The Presidency has insisted that the Muhammadu Buhari administration will not allow any individual or group to incite the public.
The Senior Special Assistant to the President on Media and Publicity, Mr Garba Shehu, stated this in a Facebook post on Wednesday while clarifying the controversy trailing the arrest of Mr Omoyele Sowore.
Shehu stressed that Sowore, the publisher of online news platform Sahara Reporters, was not arrested as a journalist but for calling for a revolution.
According to him, some international news outlets have been making mistake by describing the release of the #RevolutionNow movement convener as that of a journalist.
The presidential aide said, “For the avoidance of doubt, the Buhari administration has never, since coming into office in 2015, detained a journalist, seized copies of newspapers or shut down a medium of information.”
“No government will allow anybody to openly call for destabilisation in the country and do nothing.
“The government believes strictly in observing the rule of law but must safeguard public security and will not allow troublemakers to incite the public and cause a breakdown of law and order,” he added.
The president’s spokesman accused the activist of calling for a revolution to overthrow the democratically elected government of Nigeria.
Sowore, according to him, did so on television and from a privileged position as the owner of a widely-read digital newspaper run from the United States.
“He founded an organisation, Revolution Now, to launch, in their own words, “Days of Rage”, with the publicised purpose of fomenting mass civil unrest and the elected administration’s overthrow,” Shehu alleged.
He made the clarification a day after the Sahara Reporters publisher left the custody of the Department of State Services (DSS) after being held for almost five months.
The DSS released Sowore on Tuesday following the directive of the Attorney General of the Federation (AGF) and Minister of Justice, Mr Abubakar Malami.

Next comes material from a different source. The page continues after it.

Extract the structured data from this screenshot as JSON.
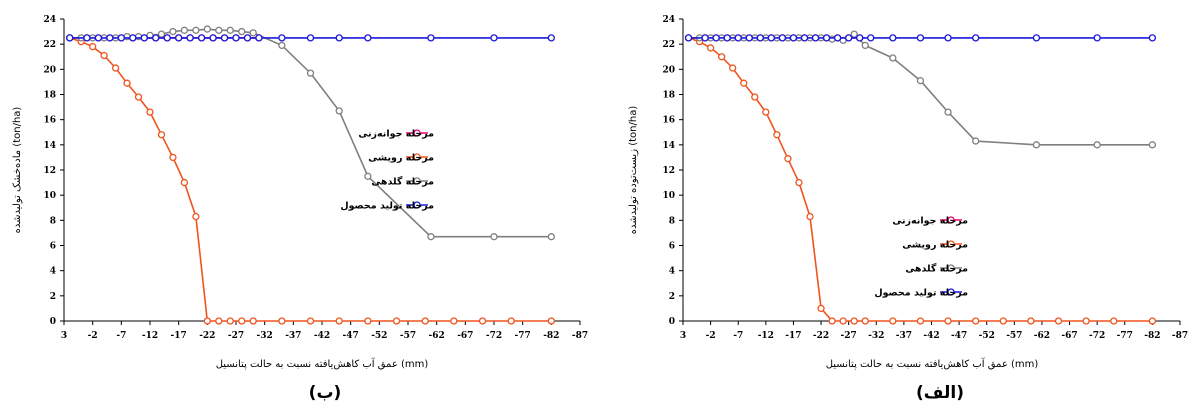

Malami gave the directive for Sowore’s release, as well as that of former National Security Adviser (NSA), Colonel Sambo Dasuki (rtd), who has spent over four years in DSS custody.
The DSS arrested Sowore, the publisher of online media outfit Sahara Reporters, on August 3.
Sowore and his co-defendant, Olawale Bakare, are standing trial on a 16-count bordering on treasonable felony and money laundering amongst other charges.
They have since pleaded not guilty and were granted bail in the sum of N100 million and N30 million respectively.
The DSS had refused to release them on bail even after they met their bail application, forcing Justice Ijeoma Ojukwu to issue a 24-hour order for their release.
Sowore and Bakare were later released on December 5, but the Sahara Reporters publisher was rearrested barely 24 hours after by the DSS.